Cengenges tanpa dosa yang Ammara keluarkan sontak saja membuat Ardi semakin curiga. Tidak mungkin jika wanita muda seperti Ammara mudah lupa dengan apa yang harus dia lakukan. Dan hal itu benar-benar membuat Ardi sedikit jengkel namun juga ingin memastikan apakah Ammara benar-benar serius dengan ucapannya atau hanya berbohong saja?

"Kau pikir aku senang dengan kebodohanmu ini?" cicit Ardi dengan tampang dinginnya.

Ammara menghentikan cengengesnya dan mulai kembali serius dengan pria di hadapannya, "Tidak, Pak. Saya tahu saya bodoh dan ceroboh. Tapi saya harap Anda tidak marah dan memaafkan saya," ucapnya sembari menunduk lesu.

Ardi membuang napasnya berat dan menghempaskan kepalanya pada tubuh kursi kebesarannya.

"Duh! Gila sih, gue. Semoga Ardi gak marah," desis Ammara dalam hati.

"Tapi, apakah kau yakin jika kau benar-benar lupa?
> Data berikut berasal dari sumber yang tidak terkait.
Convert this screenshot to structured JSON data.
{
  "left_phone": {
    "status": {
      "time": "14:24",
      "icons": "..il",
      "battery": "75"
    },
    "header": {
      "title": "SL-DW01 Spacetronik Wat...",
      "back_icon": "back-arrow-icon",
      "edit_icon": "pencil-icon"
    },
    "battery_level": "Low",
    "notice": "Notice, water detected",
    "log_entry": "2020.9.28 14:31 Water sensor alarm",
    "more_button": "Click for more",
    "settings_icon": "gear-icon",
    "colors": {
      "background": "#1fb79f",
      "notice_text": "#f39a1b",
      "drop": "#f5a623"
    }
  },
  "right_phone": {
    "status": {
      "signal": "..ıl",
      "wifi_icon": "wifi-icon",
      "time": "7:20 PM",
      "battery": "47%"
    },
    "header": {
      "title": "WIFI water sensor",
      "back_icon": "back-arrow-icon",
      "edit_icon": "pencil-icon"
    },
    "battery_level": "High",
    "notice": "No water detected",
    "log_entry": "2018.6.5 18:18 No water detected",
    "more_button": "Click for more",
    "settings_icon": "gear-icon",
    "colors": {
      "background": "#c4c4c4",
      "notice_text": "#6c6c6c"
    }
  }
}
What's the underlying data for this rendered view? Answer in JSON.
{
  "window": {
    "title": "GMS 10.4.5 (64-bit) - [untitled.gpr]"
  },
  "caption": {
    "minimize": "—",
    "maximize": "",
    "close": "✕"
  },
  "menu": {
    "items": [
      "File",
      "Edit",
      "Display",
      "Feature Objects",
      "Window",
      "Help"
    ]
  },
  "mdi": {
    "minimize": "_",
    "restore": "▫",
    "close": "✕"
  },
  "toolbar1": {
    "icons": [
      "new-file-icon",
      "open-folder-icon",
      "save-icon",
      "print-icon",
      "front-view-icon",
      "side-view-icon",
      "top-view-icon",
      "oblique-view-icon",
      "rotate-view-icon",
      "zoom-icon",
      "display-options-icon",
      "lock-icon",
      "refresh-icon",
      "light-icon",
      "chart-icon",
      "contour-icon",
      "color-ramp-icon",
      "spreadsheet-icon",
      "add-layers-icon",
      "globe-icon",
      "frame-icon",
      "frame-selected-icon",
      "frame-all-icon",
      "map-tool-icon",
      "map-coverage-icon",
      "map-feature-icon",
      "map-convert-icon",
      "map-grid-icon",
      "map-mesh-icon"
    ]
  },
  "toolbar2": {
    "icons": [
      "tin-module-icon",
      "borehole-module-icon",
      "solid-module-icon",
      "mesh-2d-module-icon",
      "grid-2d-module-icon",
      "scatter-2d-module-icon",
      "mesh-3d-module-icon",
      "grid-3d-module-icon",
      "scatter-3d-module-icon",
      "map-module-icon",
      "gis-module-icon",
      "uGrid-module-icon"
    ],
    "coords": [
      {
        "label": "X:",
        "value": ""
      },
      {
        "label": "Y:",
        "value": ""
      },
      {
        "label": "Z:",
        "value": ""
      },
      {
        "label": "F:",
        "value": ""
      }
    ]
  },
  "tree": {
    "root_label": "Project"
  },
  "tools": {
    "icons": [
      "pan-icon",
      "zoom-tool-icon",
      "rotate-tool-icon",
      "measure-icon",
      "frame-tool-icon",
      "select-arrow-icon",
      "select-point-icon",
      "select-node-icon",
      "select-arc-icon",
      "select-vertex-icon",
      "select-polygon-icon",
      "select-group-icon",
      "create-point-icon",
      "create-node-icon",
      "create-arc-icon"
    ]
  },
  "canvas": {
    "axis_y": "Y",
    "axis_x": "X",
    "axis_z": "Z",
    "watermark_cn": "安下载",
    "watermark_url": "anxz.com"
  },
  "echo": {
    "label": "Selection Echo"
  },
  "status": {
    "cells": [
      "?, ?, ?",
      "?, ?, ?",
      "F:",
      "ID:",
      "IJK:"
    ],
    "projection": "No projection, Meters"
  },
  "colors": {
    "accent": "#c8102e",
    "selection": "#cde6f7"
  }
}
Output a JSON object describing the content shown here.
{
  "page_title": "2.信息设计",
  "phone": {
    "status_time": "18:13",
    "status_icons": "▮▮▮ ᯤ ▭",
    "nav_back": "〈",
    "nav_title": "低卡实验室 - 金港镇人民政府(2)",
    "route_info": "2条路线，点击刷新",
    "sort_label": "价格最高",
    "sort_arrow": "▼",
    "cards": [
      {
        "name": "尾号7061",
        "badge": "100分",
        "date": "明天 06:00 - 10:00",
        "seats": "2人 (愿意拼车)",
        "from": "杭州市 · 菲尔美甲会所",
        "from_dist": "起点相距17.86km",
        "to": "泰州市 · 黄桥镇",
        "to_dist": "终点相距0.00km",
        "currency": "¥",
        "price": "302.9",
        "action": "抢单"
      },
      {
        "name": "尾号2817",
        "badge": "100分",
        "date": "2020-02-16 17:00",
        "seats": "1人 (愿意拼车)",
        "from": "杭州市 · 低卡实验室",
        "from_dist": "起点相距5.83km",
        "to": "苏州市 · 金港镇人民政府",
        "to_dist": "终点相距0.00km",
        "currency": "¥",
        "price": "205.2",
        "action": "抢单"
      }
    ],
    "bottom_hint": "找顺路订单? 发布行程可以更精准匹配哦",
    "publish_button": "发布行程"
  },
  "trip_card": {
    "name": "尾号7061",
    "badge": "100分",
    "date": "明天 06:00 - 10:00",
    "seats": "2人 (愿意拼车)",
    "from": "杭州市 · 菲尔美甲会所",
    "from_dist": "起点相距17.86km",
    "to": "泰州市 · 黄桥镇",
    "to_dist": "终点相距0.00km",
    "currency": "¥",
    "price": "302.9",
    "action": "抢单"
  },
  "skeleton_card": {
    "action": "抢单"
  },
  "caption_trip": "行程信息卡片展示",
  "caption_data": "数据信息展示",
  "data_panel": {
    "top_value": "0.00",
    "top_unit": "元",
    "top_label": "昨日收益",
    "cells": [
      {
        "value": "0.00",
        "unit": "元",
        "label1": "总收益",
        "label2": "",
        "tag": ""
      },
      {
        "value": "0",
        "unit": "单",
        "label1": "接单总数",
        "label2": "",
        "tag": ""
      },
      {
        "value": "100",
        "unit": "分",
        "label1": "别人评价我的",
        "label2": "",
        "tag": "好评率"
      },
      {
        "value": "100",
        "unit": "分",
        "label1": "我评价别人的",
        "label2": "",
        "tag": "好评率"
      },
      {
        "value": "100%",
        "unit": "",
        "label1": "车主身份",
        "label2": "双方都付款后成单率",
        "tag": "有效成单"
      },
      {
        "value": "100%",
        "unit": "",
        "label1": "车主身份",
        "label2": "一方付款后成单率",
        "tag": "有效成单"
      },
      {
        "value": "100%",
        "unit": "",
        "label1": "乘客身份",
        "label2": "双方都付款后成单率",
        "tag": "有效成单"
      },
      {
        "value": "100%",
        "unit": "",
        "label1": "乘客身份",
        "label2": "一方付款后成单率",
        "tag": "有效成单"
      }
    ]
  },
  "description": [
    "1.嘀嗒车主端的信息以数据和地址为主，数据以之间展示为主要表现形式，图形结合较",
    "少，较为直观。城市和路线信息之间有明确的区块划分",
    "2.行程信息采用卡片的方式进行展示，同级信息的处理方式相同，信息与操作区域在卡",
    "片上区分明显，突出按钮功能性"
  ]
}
Atau mungkin kau sengaja melupakannya?" selidik Ardi.

Ammara dengan cepat menggeleng. Tentunya ia tidak mau dicurigai atau dituduh yang buka-bukan oleh atasannya itu, "Tidak, Pak. Saya tidak sengaja melupakannya. Emh, maksud saya ... saya benar-benar lupa jika saya—" ia menggantung ucapannya saat tiba-tiba Ardi menyelanya.

"Lakukan lagi dengan baik dan benar! Kau harus mendapat informasi dari pria itu! Aku tak mau tahu! Besok atau lusa, kau sudah harus mengetahui apa penyebab pria itu mengakhiri hubungannya dengan Safira," ujar Ardi penuh paksaan dan desakan.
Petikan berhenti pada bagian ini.